Voice-Express, who five years ago partnered with Build-A-Bear to sell over 3 million audio teddy bears, launched TalkingPix.com in June 2006. Since then, TalkingPix.com has produced a few hundred talking photo cards, according to Voice-Express Executive Vice President Andrew Barer of Sales and Marketing.

The photo cards "bring images to life with sound," said Barer.

At a price tag of $6.95 and $2.05 for shipping, users can personalize photo cards in 4x8 or 5x7 options for print and delivery. Users of Flash-enabled TalkingPix.com customize their card in a four-step process by first uploading their own digital photo and then recording a personalized audio message of up to ten seconds. Users can use a computer microphone. For those sans microphone, users can call a company number to record their message or music with the option to re-record.

After purchasing, the card is then sent for printing. In three business days, the recipient gets the card in a clear plastic sleeve and decorative envelope. The audio can be played up to 400 times on the included battery.
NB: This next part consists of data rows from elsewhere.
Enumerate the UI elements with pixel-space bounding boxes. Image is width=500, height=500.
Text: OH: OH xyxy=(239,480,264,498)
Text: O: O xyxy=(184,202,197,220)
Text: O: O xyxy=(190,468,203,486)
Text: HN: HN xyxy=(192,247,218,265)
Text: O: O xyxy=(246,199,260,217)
"E-cards are trapped in the digital world," said Barer. The TalkingPix cards "bridge the digital with the physical," he said. Unlike electronic postcards, the talking cards are printed to view multiple times, ideal for non-computer saavy users, sleep-away campers, or military officers in remote areas.

Under the Connecticut National Guard Family Program, Connecticut-based Voice-Express/TalkingPix.com will donate 250 coupons for family members of the Charley Company 102nd Infantry Division, according to Photo Marketing Association.

"Mail call is the highlight of [the soldiers’] day," said Barer. "It’s one thing to get an email; it’s another to get a card that you can listen to over and over again," he said.

Voice-Express plans to later offer talking photo frames and talking handbags. The company seeks to create a business model targeted towards photo-sharing websites such as Snapfish and retail digital labs such as Ritz to create multiple greeting cards.

One woman, before her father had passed away, sent her mother an audio card with his voice. The mother keeps it under her pillow and plays it every night, according to Barer.

"People who get [the cards] just love them," he said.